I have learned to follow my wife’s lead in these things, as she’s always right, because Ant-Man is great, and it’s possible I enjoyed it more than Age of Ultron, which I also liked a lot.  Aohad the disadvantage of being a sequel, and there’s a lot going on in Ant-Man that you haven’t seen on screen before.  Evangeline Lilly’s hair, for example.

Yikes.
Yikes.

Also notable, although I can’t for the life of me find a still of this anywhere, is whatever sorcery they used for the brief 1989 portion of the film, where they appear to have traveled back in goddamn time to capture Michael Douglas and bring him forward to act in this movie.  I don’t know if that’s CGI or a body double with CGI or insanely good makeup or a combination of the three but it is creepy as hell because however they did it it looks completely perfect.  I remember what Michael Douglas looked like 26 years ago, guys; that’s him.

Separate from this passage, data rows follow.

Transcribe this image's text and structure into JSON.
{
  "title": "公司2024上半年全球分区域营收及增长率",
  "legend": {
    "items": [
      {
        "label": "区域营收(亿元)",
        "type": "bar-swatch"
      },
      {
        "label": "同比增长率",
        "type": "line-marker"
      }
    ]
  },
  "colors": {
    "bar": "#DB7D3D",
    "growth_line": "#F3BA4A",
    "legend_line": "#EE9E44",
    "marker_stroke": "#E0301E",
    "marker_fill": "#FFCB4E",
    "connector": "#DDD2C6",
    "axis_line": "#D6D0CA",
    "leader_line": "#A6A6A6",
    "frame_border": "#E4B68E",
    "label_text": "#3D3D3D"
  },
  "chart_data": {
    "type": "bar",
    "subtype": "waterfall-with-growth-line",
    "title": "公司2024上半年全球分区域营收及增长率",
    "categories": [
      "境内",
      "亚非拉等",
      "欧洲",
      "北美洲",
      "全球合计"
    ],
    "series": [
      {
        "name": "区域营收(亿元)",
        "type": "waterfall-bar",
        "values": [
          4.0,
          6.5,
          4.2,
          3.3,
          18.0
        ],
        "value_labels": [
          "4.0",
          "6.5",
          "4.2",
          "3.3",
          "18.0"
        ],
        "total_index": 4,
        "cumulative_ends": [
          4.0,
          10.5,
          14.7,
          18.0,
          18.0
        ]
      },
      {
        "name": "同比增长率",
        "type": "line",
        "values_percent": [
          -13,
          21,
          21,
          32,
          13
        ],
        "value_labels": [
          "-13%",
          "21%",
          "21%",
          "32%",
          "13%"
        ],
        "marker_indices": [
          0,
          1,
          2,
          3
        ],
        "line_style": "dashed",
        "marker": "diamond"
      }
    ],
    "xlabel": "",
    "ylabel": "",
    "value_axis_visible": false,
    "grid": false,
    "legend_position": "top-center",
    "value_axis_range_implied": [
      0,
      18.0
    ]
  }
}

Anyway.  On to the observations part:

Good stuff:

  • Paul Rudd.  I’m not a huge fan of Mr. Rudd’s; he’s one of those actors where I’m absolutely certain I’ve seen him in other movies but hell if he was memorable enough that I can tell you who he was.  But he nails this role and fulfills the number one thing actors have to do to make me enjoy your movie: make it seem like you enjoyed playing the role.
  • The action.  Watching a guy fight who can miniaturize himself on command led to some great fight scenes, particularly the one with <spoiler> at the <spoiler> base.
  • The effects.  The ant stuff was awesome.
  • Actually, all of the actors, with the exception of the guy playing Yellowjacket, were pretty damn good.  Douglas is no slouch, obviously; Evangeline Lilly was great, and the three comic relief guys were funny.  I’ve seen some reviews that complained that the familial relationships between Hank and Hope and Scott Lang and his daughter felt forced; I didn’t feel that way at all.
  • The bit with the tank, which I swear was a throwback to my favorite incarnation of the Hank Pym character– the lab-coated West Coast Avengers version.
  • Bug zappers.  ‘Nuff said.
  • Both of the reveals at the end.  The end reveals in this film were my favorite ones since the end of Captain America.

Less good stuff:

  • I could do without ever hearing another male character say the words “I was just trying to protect you!” to a female character again.  (Note that this led to a good scene or two, I’m just really tired of the trope.)
  • The plot is basically Iron Man crossed with Ghostbusters.  Perfectly serviceable but a bit fill-in-the-numbers, especially since…
  • …Yellowjacket was not great, and in fact I think he seems to have broken a couple of the movie’s rules along the way.  Hope van Dyne seems to think that the Pym particles were affecting his mind, which would be a good idea, except for the part where he was wearing the suit for the first time at the end of the movie.  That said, for someone wearing said suit for the first time, he was pretty darn good at it.
  • The whole don’t-cross-the-streams bit wasn’t well-used.  It’s good that Sony still controls the X-Men, because who knows how many people would have died had anyone had access to adamantium.

Make sure to see this, guys. It won’t be the end of the world if you don’t see it in the theater– although I’d like the movie’s box office to be better than expected– but don’t sleep.  It’s well worth seeing.